Poursuivant dans une argumentation soigneusement calibrée pour dissimuler leurs intentions fondamentales (fondamentalistes), les initiants affirment que le «déremboursement» des IVG réduira les coûts de la santé et les cotisations d'assurance-maladie, supposées être fixées en fonction de ce coût. Or les IVG ne représentent que trois dixièmes de pour mille des primes d'assurance-maladie. Leur « déremboursement » par l'assurance de base ne changerait donc rien aux cotisations perçues auprès des assurés. D'ailleurs, il n'y a pas réellement en Suisse d'«explosion» des coûts de la santé mais une augmentation continue, car  la population vieillit, a donc besoin de plus en plus de soins, que les exigences individuelles et sociales de bien-être s'accroissent, et qu'on utilise et consomme des appareils et des médicaments de plus en plus sophistiqués et donc de plus en plus coûteux). Il y a en revanche une «explosion» des primes d'assurance : en 2010, quand les coûts de la santé augmentaient de 1,8 %, les primes d'assurance augmentaient cinq fois plus, de 8,7 %. Mais les IVG n'y sont pour rien.

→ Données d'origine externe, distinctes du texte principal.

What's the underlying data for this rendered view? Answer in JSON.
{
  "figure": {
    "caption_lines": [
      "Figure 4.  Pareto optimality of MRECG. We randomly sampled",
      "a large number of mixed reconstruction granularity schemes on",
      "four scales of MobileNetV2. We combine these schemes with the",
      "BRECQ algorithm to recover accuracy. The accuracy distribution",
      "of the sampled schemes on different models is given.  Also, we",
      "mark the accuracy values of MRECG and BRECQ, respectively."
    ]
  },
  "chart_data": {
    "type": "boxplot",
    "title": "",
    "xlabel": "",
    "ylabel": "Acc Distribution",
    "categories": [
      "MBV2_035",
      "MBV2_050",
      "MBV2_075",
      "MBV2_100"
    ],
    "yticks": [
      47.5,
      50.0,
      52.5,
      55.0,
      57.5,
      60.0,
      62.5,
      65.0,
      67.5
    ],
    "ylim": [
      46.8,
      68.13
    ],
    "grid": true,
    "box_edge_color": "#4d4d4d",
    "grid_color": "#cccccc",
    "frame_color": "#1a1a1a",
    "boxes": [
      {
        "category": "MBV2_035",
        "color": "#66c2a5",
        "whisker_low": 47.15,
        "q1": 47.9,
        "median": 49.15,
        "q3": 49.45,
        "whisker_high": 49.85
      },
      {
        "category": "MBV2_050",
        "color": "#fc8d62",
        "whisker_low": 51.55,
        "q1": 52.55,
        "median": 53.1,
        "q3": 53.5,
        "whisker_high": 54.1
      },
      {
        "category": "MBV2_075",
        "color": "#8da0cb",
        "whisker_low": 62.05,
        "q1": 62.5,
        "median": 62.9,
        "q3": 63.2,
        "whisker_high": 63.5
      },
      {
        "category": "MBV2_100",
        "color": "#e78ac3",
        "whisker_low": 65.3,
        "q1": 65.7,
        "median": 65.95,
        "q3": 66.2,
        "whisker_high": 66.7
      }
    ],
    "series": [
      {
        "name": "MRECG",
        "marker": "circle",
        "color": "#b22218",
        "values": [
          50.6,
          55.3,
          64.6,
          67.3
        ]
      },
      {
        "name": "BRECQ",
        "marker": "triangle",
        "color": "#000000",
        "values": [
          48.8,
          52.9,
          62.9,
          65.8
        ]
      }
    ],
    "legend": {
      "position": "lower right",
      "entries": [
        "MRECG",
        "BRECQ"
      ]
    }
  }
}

Nous sommes donc, avec l'initiative pour le déremboursement des IVG, face à une offensive qui ne dit pas son nom, lancée pour revenir sur un droit conquis de haute lutte par les femmes, et ratifié à une écrasante majorité par le peuple il y a onze ans. Cette offensive ne se présente pas pour ce qu'elle est, parce que ses initiants savent pertinemment qu'exposer sincèrement leur objectif les conduirait immanquablement à l'échec. Ils commencent donc par réduire les possibilités matérielles des femmes socialement les plus modestes d'exercer leur droit à choisir d'être mères ou de ne pas l'être.
Sous-jacente, il y a cette idée que l'avortement est une faute, et que cette faute doit se payer. Comme on ne peut plus la faire payer de la prison, ou du charcutage à l'aiguille à tricoter sur la table de cuisine d'une « faiseuse d'ange », on la fait payer par le déremboursement de l'acte médical qu'est, quand elle légale, une IVG. Les seuls gagnants d'un tel retour en arrière seront les assureurs-maladie, vendeurs d'assurances complémentaires -il n'y aurait pas un avortement de moins, seulement des contrats d'assurance de plus.

Une « affaire privée », le remboursement des IVG ? Une affaire tout court, pour les assureurs, leur déremboursement.